#2 自分のことを好きになるために必要な力とは? 自己肯定感を上げる「ネガティブケイパビリティ」の重要性
人に愛を持って接する、とはどういうこと?
若い頃の僕は、決して人づき合いが上手ではありませんでした。仕事を教えてくれた先輩からは、事あるごとに、「お前には愛がない」と言われていました。
最初はその言葉の意味が、よくわかりませんでした。
「チームメンバーに対して、こんなにも時間を割いてやっているのに、これでもまだ愛が足りないのか?」と思っていたからです。
でも、そうやって不貞腐れている僕に、先輩は「それは、お前の成功のためにやっているだけでしょ?」と言うわけです。痛いところを突かれた気持ちでした。た、たしかに……と。では、どうすれば良いのでしょうか。

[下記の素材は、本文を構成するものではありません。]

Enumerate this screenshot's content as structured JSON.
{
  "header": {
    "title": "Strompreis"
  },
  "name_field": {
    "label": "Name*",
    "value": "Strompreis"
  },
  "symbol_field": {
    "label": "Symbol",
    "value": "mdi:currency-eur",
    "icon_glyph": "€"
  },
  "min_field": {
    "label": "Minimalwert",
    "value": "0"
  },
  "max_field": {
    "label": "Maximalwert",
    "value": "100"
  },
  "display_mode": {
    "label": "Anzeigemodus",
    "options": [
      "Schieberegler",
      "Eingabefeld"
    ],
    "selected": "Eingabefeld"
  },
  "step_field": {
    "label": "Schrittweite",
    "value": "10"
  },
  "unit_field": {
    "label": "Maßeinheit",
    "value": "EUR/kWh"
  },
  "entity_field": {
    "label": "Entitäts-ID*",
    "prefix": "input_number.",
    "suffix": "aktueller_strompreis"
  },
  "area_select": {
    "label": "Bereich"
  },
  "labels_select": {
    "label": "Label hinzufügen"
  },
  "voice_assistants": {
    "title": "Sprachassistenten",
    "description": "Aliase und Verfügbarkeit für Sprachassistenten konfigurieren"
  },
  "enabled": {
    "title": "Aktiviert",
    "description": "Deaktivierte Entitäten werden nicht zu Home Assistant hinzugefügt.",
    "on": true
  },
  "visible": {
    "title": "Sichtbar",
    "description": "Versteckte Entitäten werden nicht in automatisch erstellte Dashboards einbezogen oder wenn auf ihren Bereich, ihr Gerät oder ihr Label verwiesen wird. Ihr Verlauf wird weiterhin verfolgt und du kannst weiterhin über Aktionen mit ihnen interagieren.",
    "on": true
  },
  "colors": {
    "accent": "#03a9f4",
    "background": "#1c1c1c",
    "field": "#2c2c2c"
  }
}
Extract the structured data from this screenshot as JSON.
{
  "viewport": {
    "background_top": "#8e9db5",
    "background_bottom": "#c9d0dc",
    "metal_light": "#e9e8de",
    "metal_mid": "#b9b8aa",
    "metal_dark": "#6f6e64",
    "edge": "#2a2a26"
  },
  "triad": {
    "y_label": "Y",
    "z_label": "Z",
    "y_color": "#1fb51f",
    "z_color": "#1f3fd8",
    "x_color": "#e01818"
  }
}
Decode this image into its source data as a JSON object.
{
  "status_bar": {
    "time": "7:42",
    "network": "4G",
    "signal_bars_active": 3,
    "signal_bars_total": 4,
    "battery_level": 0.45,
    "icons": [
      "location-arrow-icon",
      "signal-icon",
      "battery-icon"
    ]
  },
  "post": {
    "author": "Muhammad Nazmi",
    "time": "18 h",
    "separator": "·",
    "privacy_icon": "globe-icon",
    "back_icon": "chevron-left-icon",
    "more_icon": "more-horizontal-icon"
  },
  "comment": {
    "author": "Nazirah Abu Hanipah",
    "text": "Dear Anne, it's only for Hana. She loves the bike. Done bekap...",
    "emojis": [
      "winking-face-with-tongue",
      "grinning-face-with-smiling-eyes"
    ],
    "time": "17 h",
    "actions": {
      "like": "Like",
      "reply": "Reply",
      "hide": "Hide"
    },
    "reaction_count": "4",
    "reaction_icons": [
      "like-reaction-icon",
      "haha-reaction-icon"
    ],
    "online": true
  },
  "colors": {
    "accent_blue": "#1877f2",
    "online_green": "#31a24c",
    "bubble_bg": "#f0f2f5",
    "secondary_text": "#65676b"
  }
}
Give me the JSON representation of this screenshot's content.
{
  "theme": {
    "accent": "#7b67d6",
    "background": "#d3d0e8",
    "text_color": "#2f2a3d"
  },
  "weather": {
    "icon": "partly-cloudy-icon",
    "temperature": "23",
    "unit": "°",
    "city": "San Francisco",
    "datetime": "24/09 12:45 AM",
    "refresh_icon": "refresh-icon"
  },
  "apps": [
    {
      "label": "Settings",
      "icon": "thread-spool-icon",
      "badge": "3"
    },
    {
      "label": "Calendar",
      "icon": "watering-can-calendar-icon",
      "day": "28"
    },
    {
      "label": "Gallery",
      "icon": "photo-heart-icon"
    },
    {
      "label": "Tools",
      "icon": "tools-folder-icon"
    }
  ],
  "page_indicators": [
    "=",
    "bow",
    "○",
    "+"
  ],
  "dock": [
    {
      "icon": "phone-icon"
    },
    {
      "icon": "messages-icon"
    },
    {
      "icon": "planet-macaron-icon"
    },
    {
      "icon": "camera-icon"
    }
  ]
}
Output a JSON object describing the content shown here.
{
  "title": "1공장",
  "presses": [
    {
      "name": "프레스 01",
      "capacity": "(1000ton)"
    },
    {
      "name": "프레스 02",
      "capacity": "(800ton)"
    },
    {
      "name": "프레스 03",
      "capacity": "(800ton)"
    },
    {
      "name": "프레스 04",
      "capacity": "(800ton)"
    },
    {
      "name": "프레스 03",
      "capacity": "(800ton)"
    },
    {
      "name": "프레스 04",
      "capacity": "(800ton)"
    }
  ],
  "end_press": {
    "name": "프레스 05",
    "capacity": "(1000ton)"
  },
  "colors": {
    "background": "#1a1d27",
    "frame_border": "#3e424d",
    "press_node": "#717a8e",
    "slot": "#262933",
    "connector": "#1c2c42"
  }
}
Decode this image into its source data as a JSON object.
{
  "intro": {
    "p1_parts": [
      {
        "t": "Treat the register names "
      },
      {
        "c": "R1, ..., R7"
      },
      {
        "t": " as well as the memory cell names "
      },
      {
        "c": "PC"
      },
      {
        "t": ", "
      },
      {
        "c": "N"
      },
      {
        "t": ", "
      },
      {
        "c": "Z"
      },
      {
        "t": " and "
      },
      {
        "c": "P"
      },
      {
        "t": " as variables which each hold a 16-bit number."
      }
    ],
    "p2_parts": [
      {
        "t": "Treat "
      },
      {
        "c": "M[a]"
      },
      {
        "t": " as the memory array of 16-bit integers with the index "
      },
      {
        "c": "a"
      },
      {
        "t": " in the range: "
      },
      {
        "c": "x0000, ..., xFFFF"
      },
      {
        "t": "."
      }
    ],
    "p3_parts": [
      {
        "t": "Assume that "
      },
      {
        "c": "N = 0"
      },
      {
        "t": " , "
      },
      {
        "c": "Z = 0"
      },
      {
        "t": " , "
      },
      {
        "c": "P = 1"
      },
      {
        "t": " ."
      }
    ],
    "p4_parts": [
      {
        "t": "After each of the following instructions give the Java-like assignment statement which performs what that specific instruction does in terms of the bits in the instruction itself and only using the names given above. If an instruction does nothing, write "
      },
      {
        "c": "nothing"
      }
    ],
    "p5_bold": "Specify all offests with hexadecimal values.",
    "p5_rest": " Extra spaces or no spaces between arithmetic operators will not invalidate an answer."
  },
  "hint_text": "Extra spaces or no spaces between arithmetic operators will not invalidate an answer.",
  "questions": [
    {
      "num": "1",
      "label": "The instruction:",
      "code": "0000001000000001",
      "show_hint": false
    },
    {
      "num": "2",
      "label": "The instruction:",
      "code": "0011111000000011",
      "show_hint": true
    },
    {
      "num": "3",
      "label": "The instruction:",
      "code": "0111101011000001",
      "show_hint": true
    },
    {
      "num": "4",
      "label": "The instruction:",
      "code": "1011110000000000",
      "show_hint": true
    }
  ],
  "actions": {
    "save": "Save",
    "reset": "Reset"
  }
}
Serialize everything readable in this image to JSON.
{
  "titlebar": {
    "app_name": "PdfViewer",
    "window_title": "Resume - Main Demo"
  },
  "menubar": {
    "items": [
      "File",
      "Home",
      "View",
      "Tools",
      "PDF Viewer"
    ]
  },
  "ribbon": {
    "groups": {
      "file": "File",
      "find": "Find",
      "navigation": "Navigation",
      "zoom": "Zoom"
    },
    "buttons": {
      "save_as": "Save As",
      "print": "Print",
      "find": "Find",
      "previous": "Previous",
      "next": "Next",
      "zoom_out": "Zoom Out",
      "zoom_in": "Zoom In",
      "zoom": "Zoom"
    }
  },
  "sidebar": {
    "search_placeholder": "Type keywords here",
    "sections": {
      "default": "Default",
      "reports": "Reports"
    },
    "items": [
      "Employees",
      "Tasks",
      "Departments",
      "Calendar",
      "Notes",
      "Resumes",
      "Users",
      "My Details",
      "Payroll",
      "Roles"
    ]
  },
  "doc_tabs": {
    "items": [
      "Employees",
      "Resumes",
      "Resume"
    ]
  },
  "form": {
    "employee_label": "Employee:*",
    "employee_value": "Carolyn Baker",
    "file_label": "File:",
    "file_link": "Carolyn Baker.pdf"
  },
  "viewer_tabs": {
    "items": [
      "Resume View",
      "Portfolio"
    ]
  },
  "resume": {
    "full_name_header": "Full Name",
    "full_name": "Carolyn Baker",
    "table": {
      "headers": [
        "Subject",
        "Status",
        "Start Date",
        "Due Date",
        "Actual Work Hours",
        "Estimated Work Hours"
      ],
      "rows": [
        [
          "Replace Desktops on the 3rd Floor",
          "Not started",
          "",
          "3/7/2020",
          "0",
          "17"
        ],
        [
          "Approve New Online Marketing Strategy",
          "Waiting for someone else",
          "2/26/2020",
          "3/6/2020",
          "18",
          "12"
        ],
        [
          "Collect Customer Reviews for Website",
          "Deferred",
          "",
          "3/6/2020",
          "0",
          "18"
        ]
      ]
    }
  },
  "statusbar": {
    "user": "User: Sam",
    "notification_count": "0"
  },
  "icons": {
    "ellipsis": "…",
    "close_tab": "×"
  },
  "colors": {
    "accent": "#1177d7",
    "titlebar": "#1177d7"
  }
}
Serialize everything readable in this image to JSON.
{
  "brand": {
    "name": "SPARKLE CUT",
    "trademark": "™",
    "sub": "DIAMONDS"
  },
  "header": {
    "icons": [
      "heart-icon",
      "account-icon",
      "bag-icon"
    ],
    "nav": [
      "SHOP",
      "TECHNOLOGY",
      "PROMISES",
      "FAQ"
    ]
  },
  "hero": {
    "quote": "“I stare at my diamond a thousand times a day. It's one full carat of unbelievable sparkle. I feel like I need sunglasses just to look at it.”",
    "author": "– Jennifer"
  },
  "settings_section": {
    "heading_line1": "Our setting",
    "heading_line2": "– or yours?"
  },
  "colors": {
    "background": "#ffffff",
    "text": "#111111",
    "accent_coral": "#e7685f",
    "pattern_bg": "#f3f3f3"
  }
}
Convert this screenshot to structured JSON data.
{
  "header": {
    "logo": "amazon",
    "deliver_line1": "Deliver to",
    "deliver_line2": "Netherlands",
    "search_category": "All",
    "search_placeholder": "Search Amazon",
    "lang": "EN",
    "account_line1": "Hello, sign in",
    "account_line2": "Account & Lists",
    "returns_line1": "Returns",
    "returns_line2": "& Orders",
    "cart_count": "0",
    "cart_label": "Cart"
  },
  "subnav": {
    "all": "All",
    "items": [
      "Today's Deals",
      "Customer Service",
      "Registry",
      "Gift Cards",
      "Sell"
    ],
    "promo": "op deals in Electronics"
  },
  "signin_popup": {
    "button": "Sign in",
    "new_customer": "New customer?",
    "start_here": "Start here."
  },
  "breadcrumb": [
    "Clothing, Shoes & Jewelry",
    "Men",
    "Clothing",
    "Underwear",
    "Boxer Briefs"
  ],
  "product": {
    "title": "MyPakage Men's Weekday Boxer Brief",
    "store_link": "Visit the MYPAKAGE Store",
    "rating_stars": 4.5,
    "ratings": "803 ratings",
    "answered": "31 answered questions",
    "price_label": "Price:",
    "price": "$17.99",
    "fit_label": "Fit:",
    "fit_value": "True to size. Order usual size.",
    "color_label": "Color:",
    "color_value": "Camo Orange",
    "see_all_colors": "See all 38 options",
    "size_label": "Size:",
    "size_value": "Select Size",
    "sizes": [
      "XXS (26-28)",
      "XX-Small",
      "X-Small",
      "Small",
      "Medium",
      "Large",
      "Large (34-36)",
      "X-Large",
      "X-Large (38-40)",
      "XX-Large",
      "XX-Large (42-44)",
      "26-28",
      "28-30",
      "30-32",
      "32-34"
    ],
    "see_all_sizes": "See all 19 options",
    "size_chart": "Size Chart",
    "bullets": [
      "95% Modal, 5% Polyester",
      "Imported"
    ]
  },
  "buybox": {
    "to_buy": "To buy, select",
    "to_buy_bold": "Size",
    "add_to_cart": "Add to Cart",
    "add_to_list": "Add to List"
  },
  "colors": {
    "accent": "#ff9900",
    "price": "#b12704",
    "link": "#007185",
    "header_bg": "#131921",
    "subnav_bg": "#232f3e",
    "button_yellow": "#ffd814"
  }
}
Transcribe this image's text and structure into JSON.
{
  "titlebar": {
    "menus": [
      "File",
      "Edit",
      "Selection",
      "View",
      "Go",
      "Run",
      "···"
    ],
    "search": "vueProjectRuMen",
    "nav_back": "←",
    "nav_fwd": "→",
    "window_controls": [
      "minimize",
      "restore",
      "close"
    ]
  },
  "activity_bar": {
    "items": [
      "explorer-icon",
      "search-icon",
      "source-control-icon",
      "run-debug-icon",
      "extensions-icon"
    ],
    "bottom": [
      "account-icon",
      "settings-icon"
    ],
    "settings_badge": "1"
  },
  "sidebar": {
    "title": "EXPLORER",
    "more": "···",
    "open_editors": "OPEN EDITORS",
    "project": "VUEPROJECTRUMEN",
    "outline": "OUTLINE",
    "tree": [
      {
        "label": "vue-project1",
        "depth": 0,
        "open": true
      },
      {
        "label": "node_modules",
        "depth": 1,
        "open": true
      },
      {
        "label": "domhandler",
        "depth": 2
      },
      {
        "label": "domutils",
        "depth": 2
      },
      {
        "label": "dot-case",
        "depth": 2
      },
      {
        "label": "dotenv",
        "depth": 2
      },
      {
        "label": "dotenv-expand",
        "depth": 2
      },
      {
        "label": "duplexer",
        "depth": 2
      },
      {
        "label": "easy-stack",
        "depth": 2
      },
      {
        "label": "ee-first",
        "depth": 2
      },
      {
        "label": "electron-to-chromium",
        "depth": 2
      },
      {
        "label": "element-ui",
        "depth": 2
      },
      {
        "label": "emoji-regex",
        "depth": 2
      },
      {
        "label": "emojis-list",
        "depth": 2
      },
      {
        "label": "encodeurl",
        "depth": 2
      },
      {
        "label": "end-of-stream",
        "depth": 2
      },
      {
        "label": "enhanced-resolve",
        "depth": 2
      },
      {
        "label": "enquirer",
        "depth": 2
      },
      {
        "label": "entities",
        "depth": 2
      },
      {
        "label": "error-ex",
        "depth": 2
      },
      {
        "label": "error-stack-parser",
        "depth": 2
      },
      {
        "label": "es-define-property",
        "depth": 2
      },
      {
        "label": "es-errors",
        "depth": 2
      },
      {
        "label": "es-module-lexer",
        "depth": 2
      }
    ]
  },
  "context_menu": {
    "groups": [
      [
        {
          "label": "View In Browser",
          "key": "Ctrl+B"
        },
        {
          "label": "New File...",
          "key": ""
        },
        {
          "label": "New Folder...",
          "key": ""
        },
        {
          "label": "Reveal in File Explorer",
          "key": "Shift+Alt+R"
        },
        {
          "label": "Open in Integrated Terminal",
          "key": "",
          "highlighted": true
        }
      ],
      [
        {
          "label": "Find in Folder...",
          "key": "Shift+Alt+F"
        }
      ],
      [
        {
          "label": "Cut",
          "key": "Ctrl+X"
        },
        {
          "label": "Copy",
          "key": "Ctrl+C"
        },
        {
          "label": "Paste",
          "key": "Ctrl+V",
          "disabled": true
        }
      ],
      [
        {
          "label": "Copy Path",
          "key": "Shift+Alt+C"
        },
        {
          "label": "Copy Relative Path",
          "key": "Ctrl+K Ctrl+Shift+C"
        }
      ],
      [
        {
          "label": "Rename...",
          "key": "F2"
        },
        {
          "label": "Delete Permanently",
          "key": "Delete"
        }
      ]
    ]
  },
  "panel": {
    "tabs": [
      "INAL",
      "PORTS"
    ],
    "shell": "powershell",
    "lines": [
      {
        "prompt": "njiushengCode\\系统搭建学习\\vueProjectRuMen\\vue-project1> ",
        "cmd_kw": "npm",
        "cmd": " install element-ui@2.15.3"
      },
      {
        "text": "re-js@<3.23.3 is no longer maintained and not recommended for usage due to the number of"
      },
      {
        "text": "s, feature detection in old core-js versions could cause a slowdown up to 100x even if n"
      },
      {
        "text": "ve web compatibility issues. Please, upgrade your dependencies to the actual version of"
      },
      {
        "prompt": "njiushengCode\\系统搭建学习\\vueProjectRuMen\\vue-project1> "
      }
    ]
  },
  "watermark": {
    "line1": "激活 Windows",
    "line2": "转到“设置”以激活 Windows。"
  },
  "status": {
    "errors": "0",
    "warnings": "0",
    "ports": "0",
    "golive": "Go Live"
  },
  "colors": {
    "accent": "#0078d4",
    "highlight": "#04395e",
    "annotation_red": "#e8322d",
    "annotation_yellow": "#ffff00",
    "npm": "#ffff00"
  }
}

僕の仕事は、命令ができません。というのも、僕のチームメンバーの多くは副業でビジネスをしているので、報酬や命令で動かすことができないのです。
命令できないときに、どうやって人の心を動かすか。悩む僕に、先輩は、「愛を持って接しなさい」と言います。
でも、当時の僕には、その「愛を持って接する」がよくわかりませんでした。
仕事以外でも接する時間を増やせという意味かな?
もうちょっと優しく接すればいいということかな?
この問いは僕の心の中にずっと残っていました。かれこれ、10年くらい考えていたと思います。
愛の反対は憎しみ、ではない
ずっと心のどこかで愛について考えていたあるとき、古くからの知り合い(てんつくマンという面白い友達がいます)が、
「拓巳さん、愛の反対って何か知っていますか?」
と聞いてきました。
「そりゃあ、憎しみでしょう」
と、僕は答えました。するとその友人は「いや、違う」と言います。
「憎しみは、愛が極まって憎しみになる。だから、憎悪は愛の向こうにしかないんですよ。だから、憎しみは愛の反対ではありません」
というのが彼の言葉でした。なるほど。「では、愛の反対とは何だろう……」。そう考え込んだ僕に、彼は教えてくれました。
マザー・テレサはこう言っています。
「愛の反対は無関心だ」と。
その言葉を聞いて、僕は、ハッとしました。
そうか。「愛の反対は無関心」
ということは、逆に言えば「その人に関心を持つということが愛なのか」と思ったからです。それだったら、僕にもできるかもしれない。
10年以上考え続けてきた悩みに、僕は、ひと筋の光を見出しました。